Dennis smirked, a dark, jagged glint in his eyes.
"Why don't you beg, Gilgamesh? Perhaps I'd take you to Sable Veil. Maybe they can stitch a monster back together."
Gilgamesh crawled forward, his fingers clawing at the dirt, and grabbed Dennis' leg.
"You... asshole... I would never—"
Dennis kicked him in the face with just enough strength to send him reeling back into the dirt. He walked closer, his boots heavy on the scorched earth.
"You don't know how bad I've wanted this day to come. Every second of every year."
"Yo-you traitor," Gilgamesh coughed, his vision beginning to fade.
"I didn't betray anyone," Dennis said, his voice dropping to a low, melodic hiss. "I just followed a mission. But that mission gave me the very purpose I've always wanted to achieve."
Dennis crouched down over the dying commander. He reached out and gently moved a stray lock of hair from Gilgamesh's eyes, his touch almost mocking.
"Fucking disgusting."
Gilgamesh managed a weak, blood-stained smirk.
"Does it... remind you... of when you let Rachael die?"
The world seemed to stop.
Dennis' eyes visiblely shot red from all the veins.
He didn't scream. He didn't speak. He delivered a kick directly into the gaping wound in Gilgamesh's chest.
"Gah!"
Dennis scrambled on top of him, his face a mask of pure, unadulterated insanity. He began to kick and stomp Gilgamesh with mechanical, rhythmic fury, targeting the hole in his chest over and over.
"How dare you mention her name!"
Kick..
"How does someone with the same blood as her get to be this disgusting?!"
Kick.
"I want you to die again!" Dennis roared, his voice finally breaking. "Again! Die again! If you're reborn—"
Kick.
"—I wish you live a life so painful that this feels like a mercy!"
Kick.
With each impact, Gilgamesh's broken body slammed against the stone. He had died after the first few strikes, his spirit fleeing the ruined vessel, but Dennis didn't stop.
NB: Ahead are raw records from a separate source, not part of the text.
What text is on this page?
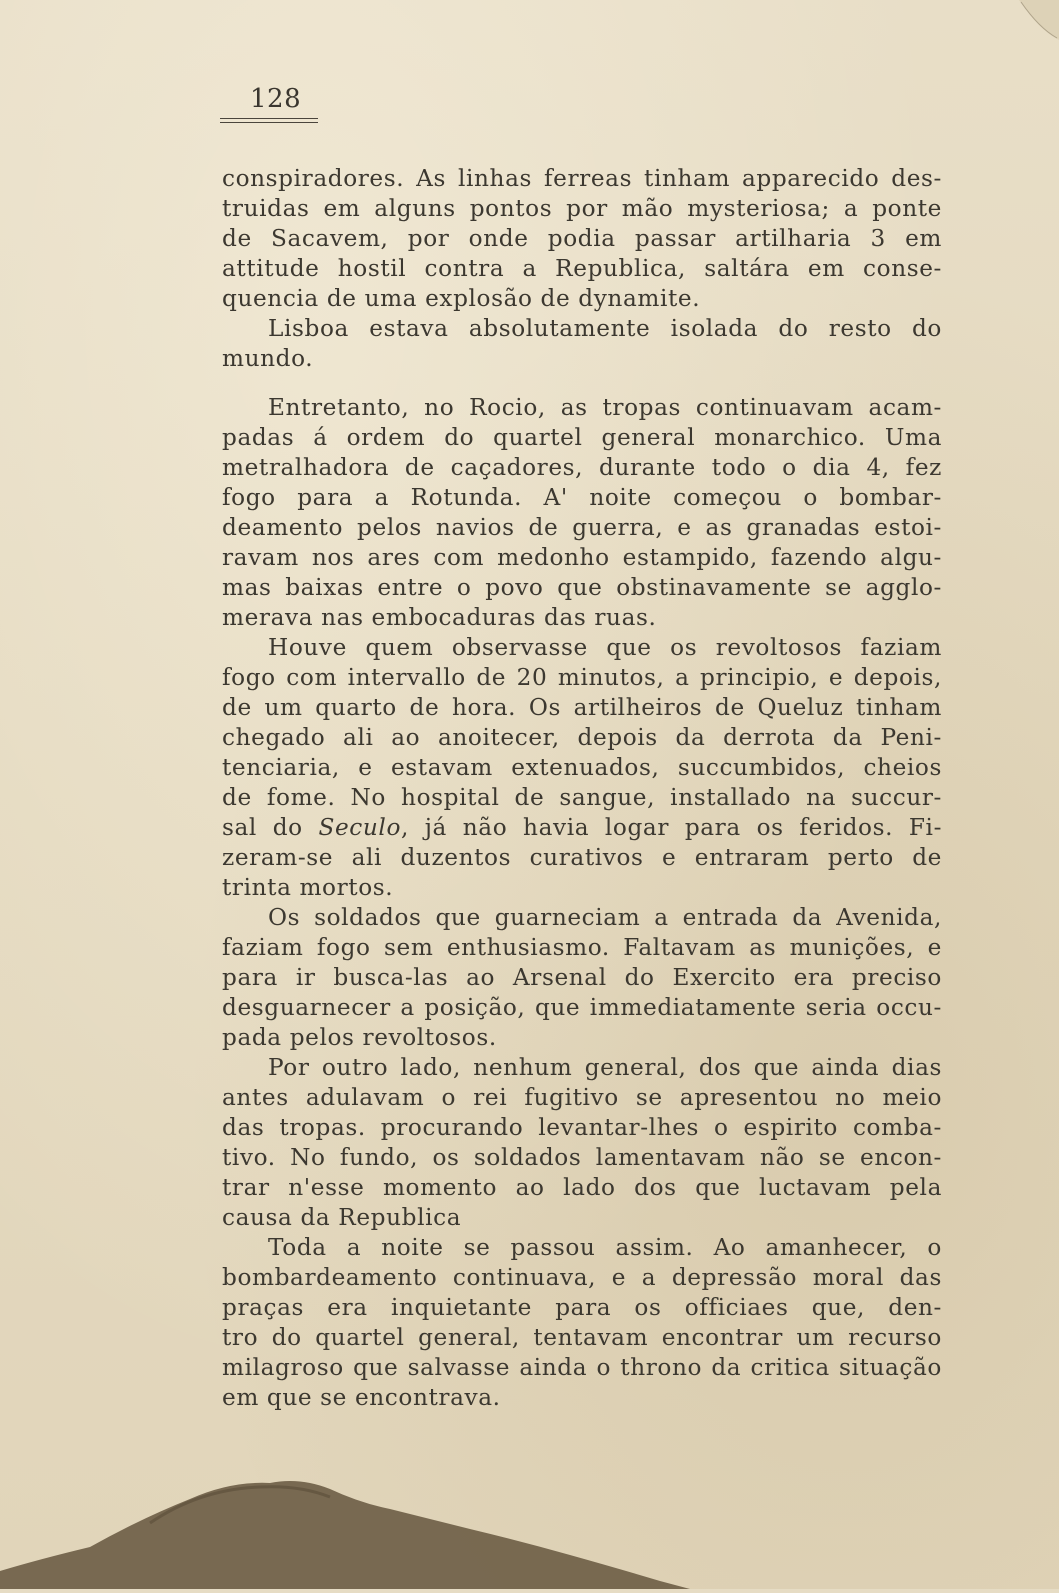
128
conspiradores. As linhas ferreas tinham apparecido des-
truidas em alguns pontos por mão mysteriosa; a ponte
de Sacavem, por onde podia passar artilharia 3 em
attitude hostil contra a Republica, saltára em conse-
quencia de uma explosão de dynamite.
Lisboa estava absolutamente isolada do resto do
mundo.
Entretanto, no Rocio, as tropas continuavam acam-
padas á ordem do quartel general monarchico. Uma
metralhadora de caçadores, durante todo o dia 4, fez
fogo para a Rotunda. A' noite começou o bombar-
deamento pelos navios de guerra, e as granadas estoi-
ravam nos ares com medonho estampido, fazendo algu-
mas baixas entre o povo que obstinavamente se agglo-
merava nas embocaduras das ruas.
Houve quem observasse que os revoltosos faziam
fogo com intervallo de 20 minutos, a principio, e depois,
de um quarto de hora. Os artilheiros de Queluz tinham
chegado ali ao anoitecer, depois da derrota da Peni-
tenciaria, e estavam extenuados, succumbidos, cheios
de fome. No hospital de sangue, installado na succur-
sal do Seculo, já não havia logar para os feridos. Fi-
zeram-se ali duzentos curativos e entraram perto de
trinta mortos.
Os soldados que guarneciam a entrada da Avenida,
faziam fogo sem enthusiasmo. Faltavam as munições, e
para ir busca-las ao Arsenal do Exercito era preciso
desguarnecer a posição, que immediatamente seria occu-
pada pelos revoltosos.
Por outro lado, nenhum general, dos que ainda dias
antes adulavam o rei fugitivo se apresentou no meio
das tropas. procurando levantar-lhes o espirito comba-
tivo. No fundo, os soldados lamentavam não se encon-
trar n'esse momento ao lado dos que luctavam pela
causa da Republica
Toda a noite se passou assim. Ao amanhecer, o
bombardeamento continuava, e a depressão moral das
praças era inquietante para os officiaes que, den-
tro do quartel general, tentavam encontrar um recurso
milagroso que salvasse ainda o throno da critica situação
em que se encontrava.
Tears began to stream from Dennis' eyes, mixing with the blood splattered across his face. His rage-filled roar collapsed into a broken, sobbing mess, but his legs never stopped moving.
He looked down. Gilgamesh's torso was gone—turned into a horrific mesh of pulverized flesh, bone fragments, and ruptured organs. Dennis fell to his knees in the gore. He reached out and grabbed Gilgamesh's head, which had been kicked clean off the shoulders.
He used both hands, his threads flaring one last time, and crushed the skull. Brain matter and bone shards sprayed across his golden robes.
Dennis buried his face in his blood-slicked hands. Then, he pressed his face directly into the crimson slurry of what used to be Gilgamesh's chest, weeping in a raw, agonizing crescendo of pain and long-delayed vengeance.